The Sacramento Bee reports participants in these programs, all of which are nonprofit, deposit monthly payments to help medical costs for other members. An example is Medi-Share, which is part of Christian Care Ministry in Florida. Rebecca Gertner of Sacramento, whose husband is a pastor at a small evangelical church and which doesn't offer employees health insurance, instead is covered by Medi Share. Over the past five years, Gernter, who pays Medi Share $200 a month, has had two pregnancies covered. "It has been a major blessing for us," she said.

Some state regulators cast a wary eye on health care sharing programs. "The concern is that people may not really understand that they are not insurance companies . . . and they don't have the same regulations or, if something goes wrong, the reserves," said Timothy Jost, professor of health law at Washington and Lee University in Lexington, Va.

According to the Sacramento Bee, although different health sharing programs have their own eligibility programs, "most say members must live by biblical standards." For instance, Medi Share members are required to sign statements that they are Christians. The newspaper adds that plan participants "must agree not to use drugs, abuse alcohol or have sex outside traditional Christian marriage. AIDS and HIV are covered if the member contracted the disease through blood transfusions. Abortion is not covered."—Bruce Trachtenberg

  • James Charles

    Thanks for highlighting how the faith community is helping with the goal of everyone getting health insurance.
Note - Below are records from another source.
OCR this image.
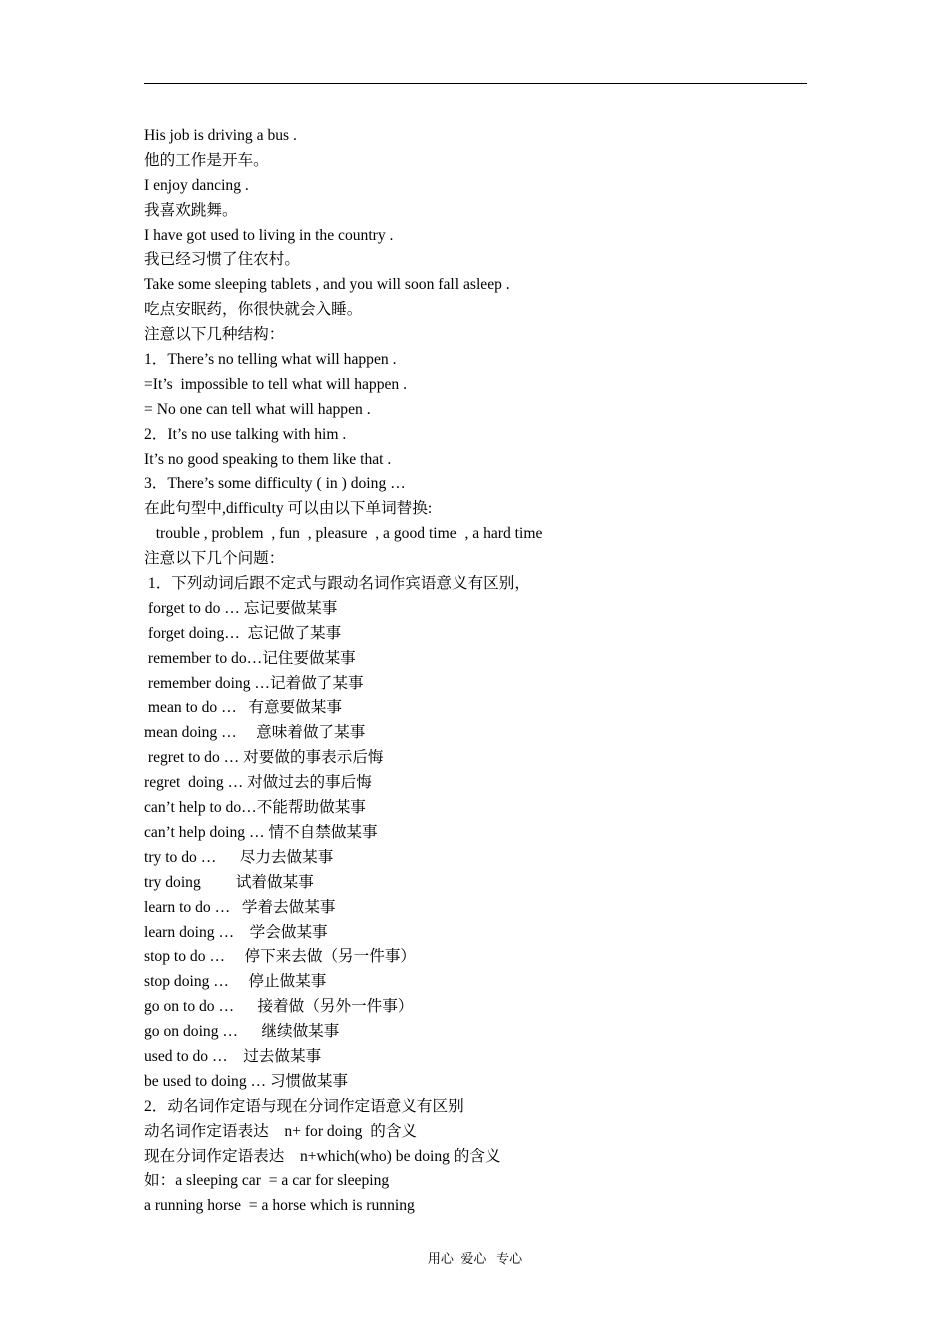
His job is driving a bus .
他的工作是开车。
I enjoy dancing .
我喜欢跳舞。
I have got used to living in the country .
我已经习惯了住农村。
Take some sleeping tablets , and you will soon fall asleep .
吃点安眠药，你很快就会入睡。
注意以下几种结构：
1．There’s no telling what will happen .
=It’s  impossible to tell what will happen .
= No one can tell what will happen .
2．It’s no use talking with him .
It’s no good speaking to them like that .
3．There’s some difficulty ( in ) doing …
在此句型中,difficulty 可以由以下单词替换:
trouble , problem  , fun  , pleasure  , a good time  , a hard time
注意以下几个问题：
1．下列动词后跟不定式与跟动名词作宾语意义有区别，
forget to do … 忘记要做某事
forget doing…  忘记做了某事
remember to do…记住要做某事
remember doing …记着做了某事
mean to do …   有意要做某事
mean doing …     意味着做了某事
regret to do … 对要做的事表示后悔
regret  doing … 对做过去的事后悔
can’t help to do…不能帮助做某事
can’t help doing … 情不自禁做某事
try to do …      尽力去做某事
try doing         试着做某事
learn to do …   学着去做某事
learn doing …    学会做某事
stop to do …     停下来去做（另一件事）
stop doing …     停止做某事
go on to do …      接着做（另外一件事）
go on doing …      继续做某事
used to do …    过去做某事
be used to doing … 习惯做某事
2．动名词作定语与现在分词作定语意义有区别
动名词作定语表达    n+ for doing  的含义
现在分词作定语表达    n+which(who) be doing 的含义
如：a sleeping car  = a car for sleeping
a running horse  = a horse which is running
用心  爱心   专心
Perhaps all health care would be less expensive if we all lived by Biblical standards.

  • Kevin

    It is a shame that churches feel the need to exclude homosexuals and let people die of AIDs because they disagree with who they love. I’m not sure Jesus, who served those discarded by society, would find this up to biblical standards.

    As a Gay Man, this offends me on a multitude of levels. Not only does this pervert the teachings of Jesus but our government has empowered faith organizations to discriminate between tax payers. Furthermore, it isn’t insurance, isn’t regulated the same as insurance, and doesn’t cover legal and sometimes essential services.

    A better solution would have been to provide a medicaid/medicare solution to fill the need.